Les objectifs de la manifestation sont les suivants :
• Affirmer notre solidarité au combat pour la liberté et la démocratie de nos concitoyens
• Dénoncer les arrestations arbitraires et les tortures des civiles
• Sensibiliser le gouvernement canadien de Stephen Harper, la communauté internationale et les medias des atrocités perpétrées par le dictateur sanguinaire de Djibouti sur la population
• et enfin pour dire haut et fort « IOG DÉGAGE»

Djiboutiennes, djiboutiens du Canada, ne laissons pas à IOG de faire ce qu’il veut de notre pays.

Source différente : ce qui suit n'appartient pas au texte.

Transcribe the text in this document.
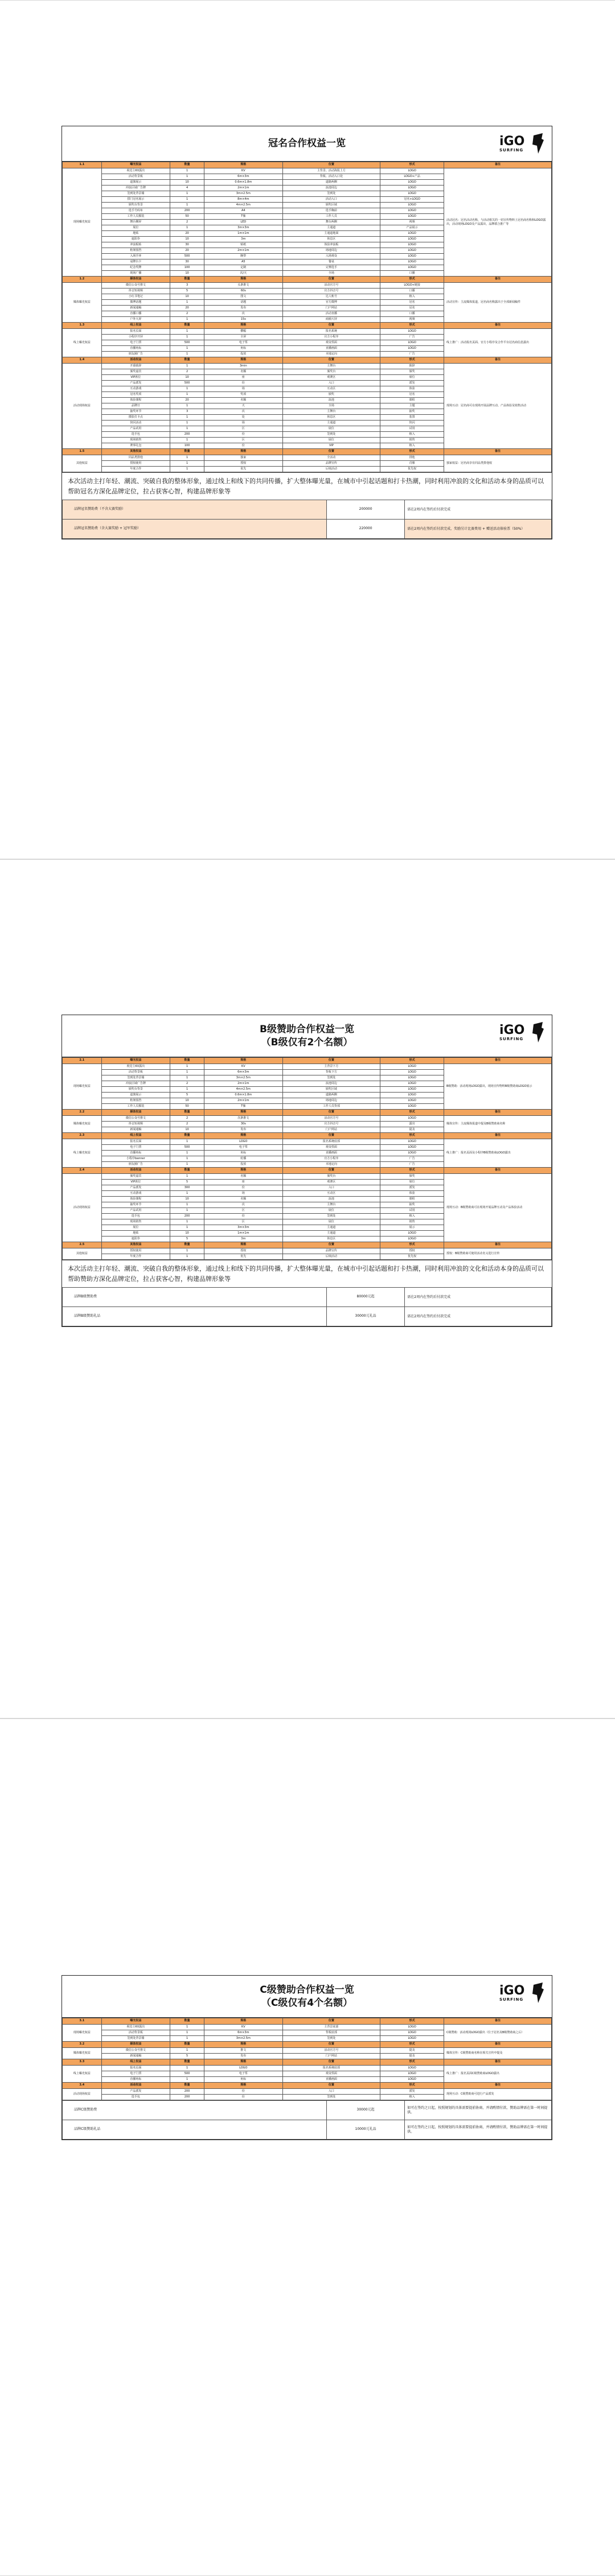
冠名合作权益一览	iGO
SURFING
1.1	曝光权益	数量	规格	位置	形式	备注
现场曝光权益	视觉主KV露出	1	KV	主背景、活动海报上方	LOGO	活动冠名：冠名活动名称，与活动相关的一切宣传物料上冠名商名称和LOGO露出，活动现场LOGO及产品露出，品牌联合推广等
	活动背景板	1	6m×3m	背板、活动入口处	LOGO+产品	
	道旗展示	10	0.6m×1.8m	道路两侧	LOGO	
	冲浪区域广告牌	4	2m×1m	浪池周边	LOGO	
	签到处背景墙	1	3m×2.5m	签到处	LOGO	
	拱门冠名展示	1	8m×4m	活动入口	冠名+LOGO	
	颁奖台背景	1	4m×2.5m	颁奖区域	LOGO	
	选手号码布	200	A4	选手胸前	LOGO	
	工作人员服装	50	T恤	工作人员	LOGO	
	舞台侧屏	2	LED	舞台两侧	视频	
	展位	1	3m×3m	主通道	产品展示	
	地贴	20	1m×1m	主通道地面	LOGO	
	遮阳伞	10	3m	休息区	LOGO	
	冲浪板贴	30	贴纸	体验冲浪板	LOGO	
	桁架围挡	20	2m×1m	场地周边	LOGO	
	入场手环	500	腕带	入场观众	LOGO	
	桌牌台卡	30	A5	餐桌	LOGO	
	纪念奖牌	100	定制	完赛选手	LOGO	
	现场广播	10	次/天	全场	口播	
1.2	媒体权益	数量	规格	位置	形式	备注
媒体曝光权益	微信公众号推文	3	头条推文	活动官方号	LOGO+链接	活动宣传：主流媒体报道，冠名商名称露出于全部新闻稿件
	抖音短视频	5	60s	官方抖音号	口播	
	小红书笔记	10	图文	达人账号	植入	
	微博话题	1	话题	官方微博	冠名	
	新闻通稿	20	发布	门户网站	冠名	
	直播口播	2	次	活动直播	口播	
	户外大屏	1	15s	商圈大屏	视频	
1.3	线上权益	数量	规格	位置	形式	备注
线上曝光权益	报名页面	1	横幅	报名系统	LOGO	线上推广：活动报名页面、官方小程序及合作平台冠名商信息露出
	小程序开屏	1	全屏	官方小程序	广告	
	电子门票	500	电子票	观众票面	LOGO	
	直播角标	1	角标	直播画面	LOGO	
	朋友圈广告	1	投放	本地定向	广告	
1.4	活动权益	数量	规格	位置	形式	备注
活动现场权益	开幕致辞	1	3min	主舞台	致辞	现场互动：冠名商可在现场开展品牌互动、产品体验及销售活动
	颁奖嘉宾	2	名额	颁奖台	颁奖	
	VIP席位	10	座	观赛区	席位	
	产品派发	500	份	入口	派发	
	互动游戏	1	场	互动区	体验	
	冠名奖项	1	奖项	颁奖	冠名	
	体验课程	20	名额	浪池	课程	
	品牌日	1	天	全场	主题	
	抽奖环节	3	次	主舞台	抽奖	
	摄影打卡点	1	处	休息区	装置	
	快闪活动	1	场	主通道	快闪	
	产品试用	1	区	展位	试用	
	选手包	200	份	签到处	植入	
	现场销售	1	区	展位	销售	
	赛事礼包	100	份	VIP	植入	
1.5	其他权益	数量	规格	位置	形式	备注
其他权益	同品类排他	1	独家	全活动	排他	独家权益：冠名商享有同品类排他权
	授权使用	1	授权	品牌宣传	肖像	
	年度合作	1	优先	后续活动	优先权	
本次活动主打年轻、潮流、突破自我的整体形象，通过线上和线下的共同传播，扩大整体曝光量，在城市中引起话题和打卡热潮，同时利用冲浪的文化和活动本身的品质可以帮助冠名方深化品牌定位，拉占获客心智，构建品牌形象等
品牌冠名赞助费（不含大赛奖励）	200000	需在2周内在签约后付款完成
品牌冠名赞助费（含大赛奖励 + 冠军奖励）	220000	需在2周内在签约后付款完成，奖励另计比赛费用 + 赠送活动体验票（50%）
B级赞助合作权益一览
（B级仅有2个名额）
iGO
SURFING
2.1	曝光权益	数量	规格	位置	形式	备注
现场曝光权益	视觉主KV露出	1	KV	主背景下方	LOGO	B级赞助：活动现场LOGO露出，现场宣传物料B级赞助商LOGO展示
	活动背景板	1	6m×3m	背板下方	LOGO	
	签到处背景墙	1	3m×2.5m	签到处	LOGO	
	冲浪区域广告牌	2	2m×1m	浪池周边	LOGO	
	颁奖台背景	1	4m×2.5m	颁奖区域	LOGO	
	道旗展示	5	0.6m×1.8m	道路两侧	LOGO	
	桁架围挡	10	2m×1m	场地周边	LOGO	
	工作人员服装	50	T恤	工作人员背部	LOGO	
2.2	媒体权益	数量	规格	位置	形式	备注
媒体曝光权益	微信公众号推文	2	次条推文	活动官方号	LOGO	媒体宣传：主流媒体报道中提及B级赞助商名称
	抖音短视频	2	30s	官方抖音号	露出	
	新闻通稿	10	发布	门户网站	提及	
2.3	线上权益	数量	规格	位置	形式	备注
线上曝光权益	报名页面	1	LOGO	报名系统底部	LOGO	线上推广：报名页面及小程序B级赞助商LOGO露出
	电子门票	500	电子票	观众票面	LOGO	
	直播角标	1	角标	直播画面	LOGO	
	小程序banner	1	轮播	官方小程序	广告	
	朋友圈广告	1	投放	本地定向	广告	
2.4	活动权益	数量	规格	位置	形式	备注
活动现场权益	颁奖嘉宾	1	名额	颁奖台	颁奖	现场互动：B级赞助商可在现场开展品牌互动及产品体验活动
	VIP席位	5	座	观赛区	席位	
	产品派发	300	份	入口	派发	
	互动游戏	1	场	互动区	体验	
	体验课程	10	名额	浪池	课程	
	抽奖环节	1	次	主舞台	抽奖	
	产品试用	1	区	展位	试用	
	选手包	200	份	签到处	植入	
	现场销售	1	区	展位	销售	
	展位	1	3m×3m	主通道	展示	
	地贴	10	1m×1m	主通道	LOGO	
	遮阳伞	5	3m	休息区	LOGO	
2.5	其他权益	数量	规格	位置	形式	备注
其他权益	授权使用	1	授权	品牌宣传	授权	授权：B级赞助商可使用活动名义进行宣传
	年度合作	1	优先	后续活动	优先权	
本次活动主打年轻、潮流、突破自我的整体形象，通过线上和线下的共同传播，扩大整体曝光量，在城市中引起话题和打卡热潮，同时利用冲浪的文化和活动本身的品质可以帮助赞助方深化品牌定位，拉占获客心智，构建品牌形象等
品牌B级赞助费	80000元起	需在2周内在签约后付款完成
品牌B级赞助礼品	30000元礼品	需在2周内在签约后付款完成
C级赞助合作权益一览
（C级仅有4个名额）
iGO
SURFING
3.1	曝光权益	数量	规格	位置	形式	备注
现场曝光权益	视觉主KV露出	1	KV	主背景底部	LOGO	C级赞助：活动现场LOGO露出（位于冠名及B级赞助商之后）
	活动背景板	1	6m×3m	背板底部	LOGO	
	签到处背景墙	1	3m×2.5m	签到处	LOGO	
3.2	媒体权益	数量	规格	位置	形式	备注
媒体曝光权益	微信公众号推文	1	推文	活动官方号	提及	媒体宣传：C级赞助商名称在相关宣传中提及
	新闻通稿	5	发布	门户网站	提及	
3.3	线上权益	数量	规格	位置	形式	备注
线上曝光权益	报名页面	1	LOGO	报名系统底部	LOGO	线上推广：报名页面C级赞助商LOGO露出
	电子门票	500	电子票	观众票面	LOGO	
	直播角标	1	角标	直播画面	LOGO	
3.4	活动权益	数量	规格	位置	形式	备注
活动现场权益	产品派发	200	份	入口	派发	现场互动：C级赞助商可进行产品派发
	选手包	200	份	签到处	植入	
品牌C级赞助费	30000元起	如可在签约之日起，按照规划的具体需要提前协商，并请酌情付款，赞助品牌需在第一时间提供。
品牌C级赞助礼品	10000元礼品	如可在签约之日起，按照规划的具体需要提前协商，并请酌情付款，赞助品牌需在第一时间提供。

Date de la manifestation :
Samedi 05 mars 2011 à Ottawa (Canada)
14h -16h30 Au sein de la Colline du Parlement

Ahmed Aden
ahmed_aden1@yahoo.ca
Ottawa (Canada)

27/02/11 (B593) Compte rendu de la rencontre du 26 février à l’appel du CDS

A l’appel du Congres Djiboutien pour la Solidarité (CDS) une conférence de soutien à la révolte populaire en cours à Djibouti a eu lieu aux 7 places de la vaillance (Bruxelles). Cette rencontre a regroupé la communauté Djiboutienne de Belgique ainsi que des représentants de l’UAD.

Ismail Bouh Robleh, président du CDS a ouvert la discussion en réitérant la détermination du CDS à se tenir au coté du peuple en ces heures décisives pour la liberté et la démocratie dans notre pays.

Monsieur Mahdi Ibrahim God (Vice Président de l’ARD et représentant de l’UAD) à informer les participants du déroulement de la mobilisation, de la répression qui s’abat sur la population et qui a pour objectif de dissuader les Djiboutiens à descendre massivement dans la rue le 4 mars prochain.

Monsieur Ahmed Daoud cadre de l’ARD a encouragé la communauté Djiboutienne de Belgique à s’unir et accompagné l’élan de nos compatriotes qui ont vaincu la peur malgré la brutalité d’un régime aux abois.

Les participants ont débattu des actions les plus judicieuses pour soutenir notre révolution.

Il a été décidé :

– De créer un comité de soutien pour les nombreux détenus politique qui croupissent dans le sinistre prisons de Gadode.

– D’entreprendre une collecte de fond de la communauté Djiboutienne de l’extérieur pour soutenir la mobilisation de nos sœurs et frères qui mènent la révolte au cœur de la capital. Un numéro de compte bancaire sera mis à la disposition de la diaspora à cet effet.